Show that if $f$ is $p$-integrable then, for each $\epsilon>0$, exists a function $h$ which is continuous in $[0,1]$ s.t. $\|f-h\|_p\leq\epsilon$.
Is there any simpler way to show it than showing the fact for simple functions, then for step functions and just then showing it for continuous functions?
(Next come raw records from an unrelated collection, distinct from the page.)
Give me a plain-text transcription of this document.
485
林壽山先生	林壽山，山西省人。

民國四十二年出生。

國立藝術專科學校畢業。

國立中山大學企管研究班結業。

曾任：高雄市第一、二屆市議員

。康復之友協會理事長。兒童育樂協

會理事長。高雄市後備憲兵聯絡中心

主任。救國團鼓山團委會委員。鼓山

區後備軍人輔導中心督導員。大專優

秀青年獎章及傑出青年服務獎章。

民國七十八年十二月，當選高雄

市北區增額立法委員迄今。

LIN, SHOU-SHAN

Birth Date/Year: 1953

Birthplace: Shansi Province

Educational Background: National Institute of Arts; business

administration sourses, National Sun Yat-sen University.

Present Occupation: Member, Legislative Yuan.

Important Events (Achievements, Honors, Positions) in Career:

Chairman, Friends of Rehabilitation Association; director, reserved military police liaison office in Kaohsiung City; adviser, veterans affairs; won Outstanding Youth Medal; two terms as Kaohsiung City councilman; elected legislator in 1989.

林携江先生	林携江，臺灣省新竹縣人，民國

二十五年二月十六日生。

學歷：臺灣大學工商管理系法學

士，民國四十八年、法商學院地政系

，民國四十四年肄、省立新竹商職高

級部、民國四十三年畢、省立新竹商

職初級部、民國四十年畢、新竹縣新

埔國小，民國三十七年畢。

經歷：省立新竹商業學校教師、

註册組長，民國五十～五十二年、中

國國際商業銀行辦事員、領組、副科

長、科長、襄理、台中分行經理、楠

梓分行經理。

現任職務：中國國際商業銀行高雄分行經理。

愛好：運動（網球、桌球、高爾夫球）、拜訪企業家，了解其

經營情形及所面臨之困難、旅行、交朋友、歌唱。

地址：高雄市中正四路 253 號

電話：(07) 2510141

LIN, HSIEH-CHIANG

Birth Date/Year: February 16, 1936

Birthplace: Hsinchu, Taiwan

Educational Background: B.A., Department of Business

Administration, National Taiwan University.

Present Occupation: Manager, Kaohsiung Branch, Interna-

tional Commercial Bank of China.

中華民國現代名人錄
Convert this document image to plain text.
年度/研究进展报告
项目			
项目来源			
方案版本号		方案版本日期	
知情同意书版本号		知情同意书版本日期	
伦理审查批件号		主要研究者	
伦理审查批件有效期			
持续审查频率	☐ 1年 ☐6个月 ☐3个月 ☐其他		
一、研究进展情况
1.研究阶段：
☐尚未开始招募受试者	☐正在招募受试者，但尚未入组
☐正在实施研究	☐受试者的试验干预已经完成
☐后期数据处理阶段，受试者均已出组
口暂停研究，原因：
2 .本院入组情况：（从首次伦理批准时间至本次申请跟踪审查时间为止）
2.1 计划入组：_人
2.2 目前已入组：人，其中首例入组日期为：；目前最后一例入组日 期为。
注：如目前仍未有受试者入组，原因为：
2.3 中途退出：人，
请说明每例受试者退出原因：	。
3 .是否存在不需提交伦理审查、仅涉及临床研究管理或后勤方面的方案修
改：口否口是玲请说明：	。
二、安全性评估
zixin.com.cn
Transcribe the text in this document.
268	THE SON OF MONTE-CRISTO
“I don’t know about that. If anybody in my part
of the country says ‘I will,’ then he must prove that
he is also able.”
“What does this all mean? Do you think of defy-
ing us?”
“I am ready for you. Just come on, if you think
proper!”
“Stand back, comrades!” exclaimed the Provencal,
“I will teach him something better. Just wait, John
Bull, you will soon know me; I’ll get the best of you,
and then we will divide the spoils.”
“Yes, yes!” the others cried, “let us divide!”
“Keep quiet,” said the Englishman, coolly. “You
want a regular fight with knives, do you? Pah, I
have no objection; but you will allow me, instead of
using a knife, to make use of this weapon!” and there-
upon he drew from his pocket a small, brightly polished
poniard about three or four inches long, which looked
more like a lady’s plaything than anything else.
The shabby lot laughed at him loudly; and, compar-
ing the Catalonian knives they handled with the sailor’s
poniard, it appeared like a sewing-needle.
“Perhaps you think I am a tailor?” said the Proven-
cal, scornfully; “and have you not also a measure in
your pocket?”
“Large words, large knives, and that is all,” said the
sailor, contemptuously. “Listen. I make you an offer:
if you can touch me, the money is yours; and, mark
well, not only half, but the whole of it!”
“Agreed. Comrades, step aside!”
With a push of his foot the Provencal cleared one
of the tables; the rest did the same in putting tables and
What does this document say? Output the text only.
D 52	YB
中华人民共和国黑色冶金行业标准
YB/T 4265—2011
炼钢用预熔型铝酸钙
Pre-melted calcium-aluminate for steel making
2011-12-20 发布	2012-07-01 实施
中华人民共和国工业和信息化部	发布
Since $f$ is $L_p$-integrable, $f$ is $L_1$-integrable. By Lusin's theorem, there exists a function $h$ which is continuous in $[0,1]$ such that $$ \mu(\{x:|f(x)-h(x)|>\epsilon^{1/p}/(2\mu(\Omega))\})<\delta $$ Let $A=\{x:|f(x)-h(x)|>\epsilon^{1/p}/(2\mu(\Omega))\}$. Then $$ \int_{\Omega} |f-h|^p\,d\mu = \int_{\Omega-A} |f-h|^p\,d\mu +\int_{A} |f-h|^p\,d\mu $$ By Minkowski inequality $$ \int_{A} |f-h|^p\,d\mu <\left(\|f\|_{p}+\|h\|_{p}\right)^{p}<\delta^{1/p}(\|f\|_{\infty}+\|h\|_{\infty}) $$ for $f$ is $L_p$-integrable and $h^p$ is bounded. So let $\delta <(\frac{\epsilon}{2\|f\|_{\infty}+2\|h\|_{\infty}})^p$, there is $$ \int_{\Omega} |f-h|^p\,d\mu<\frac{\epsilon}{2\mu(\Omega)}\mu(\Omega)+\delta^{1/p}(\|f\|_{\infty}+\|h\|_{\infty})<\epsilon $$